People need to listen to their inner voice to be successful, said Edward Herrmann ’65 in an interview last Saturday afternoon before his production of “Mazurka: My Friend Chopin.”

Herrmann was on campus for Family Weekend to play the role of August Franchomme in “Mazurka: My Friend Chopin.” Despite his exhausting day, Herrmann took time out of his busy schedule to answer some questions regarding acting, the University and the future of students.

“I honestly don’t remember the last time I was at Bucknell and actually got to experience the campus life. I’ve been back here a number of times. My daughter went here; she was a part of the dance program. My niece went here and she was captain of the rowing team,” Herrmann said.

Herrmann, probably most known by students as the grandfather on the sitcom “Gilmore Girls,” began acting his first year at the University.

“I was asked to take part in a production by some of the guys in my fraternity. I played a soldier in ‘Macbeth.’ Back then the theater didn’t have its own department like it does today; it was part of the English Department. So, after appearing in multiple different productions on campus, I switched my major from history to English,” Herrmann said.

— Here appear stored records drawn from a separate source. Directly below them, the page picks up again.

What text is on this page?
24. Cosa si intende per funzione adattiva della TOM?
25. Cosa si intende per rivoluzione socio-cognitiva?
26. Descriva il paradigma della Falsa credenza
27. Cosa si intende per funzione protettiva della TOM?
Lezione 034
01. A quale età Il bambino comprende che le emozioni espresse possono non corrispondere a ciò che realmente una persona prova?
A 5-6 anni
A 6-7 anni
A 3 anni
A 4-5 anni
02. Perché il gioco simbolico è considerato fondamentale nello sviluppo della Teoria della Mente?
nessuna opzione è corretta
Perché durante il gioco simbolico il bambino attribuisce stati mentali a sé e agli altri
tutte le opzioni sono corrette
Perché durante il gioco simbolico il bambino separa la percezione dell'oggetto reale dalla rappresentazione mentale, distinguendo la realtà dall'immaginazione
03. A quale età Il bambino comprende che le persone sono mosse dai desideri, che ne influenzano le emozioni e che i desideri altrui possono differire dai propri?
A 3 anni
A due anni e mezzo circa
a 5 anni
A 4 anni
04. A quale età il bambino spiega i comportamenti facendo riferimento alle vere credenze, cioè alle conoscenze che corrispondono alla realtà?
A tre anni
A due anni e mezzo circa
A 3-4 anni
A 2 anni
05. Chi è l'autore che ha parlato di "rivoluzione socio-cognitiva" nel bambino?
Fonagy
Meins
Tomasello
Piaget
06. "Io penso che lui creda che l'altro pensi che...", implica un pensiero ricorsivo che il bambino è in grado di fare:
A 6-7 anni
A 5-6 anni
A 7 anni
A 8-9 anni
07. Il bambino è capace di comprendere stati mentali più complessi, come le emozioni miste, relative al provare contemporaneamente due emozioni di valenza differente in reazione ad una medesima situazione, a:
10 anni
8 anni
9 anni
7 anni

“Theater seemed to be something that I could do. After Bucknell, I applied to Yale [theater school]. I ended up getting a Fulbright scholarship to The London Academy of the Dramatic Arts. In 1970 I went to New York. And that, I guess, that is the story of me,” he said.

Fame did not necessarily come easily to Herrmann, who worked very hard to master his craft. One of Herrmann’s most beloved gifts to the University is a collection books located in the Vaughan Literature Library.

“On the second bay on the left, there are a bunch of books by English authors that I got secondhand. That was my first donation to the University and I was very proud of it,” Herrmann said.

It was hard for Herrmann to name some of his favorite roles and productions because as it soon became clear, he loves acting too much to choose only one role. He did like working on “Gilmore Girls” but felt that, as in most successful television series, actors “can become ‘lazy’ because the writers begin to write your character to your own personality.”

Herrmann said that if students want to get into the business, it is important they receive the proper training.

“Learn how to do it [acting]. Harvey Powers gave me some really great advice when I was studying here. I did a production of ‘Oh Dad, Poor Dad, Mama’s Hung You in the Closet and I’m Feeling So Sad,’ which is a vicious satire. Everyone thought I did an excellent job and were telling me to go straight into the business. And Harvey…said I needed proper training,” Herrmann said.

“If you want to go into film editing and style, you want to go to a good film school. Some people choose UCLA over Wesleyan (which happens to have one of the best film programs in the country) but this isn’t always a good thing. When you’re surrounded by Hollywood, the business aspect of film surrounds you. It’s hard for you to develop your own voice, to figure out what story you want to tell,” Herrmann said.

Herrmann said it is critically important to find out what you are drawn to, no matter what it may be, and follow that.

“Choose what draws you. What’s the music that sings to you? This school gave me some excellent things. I had some excellent classes, some excellent teachers and professors, each of which, in teaching me about English and history, taught me something about myself because they helped me realize what I love to do. It’s important that you define your own journey. No one else can,” Herrmann said.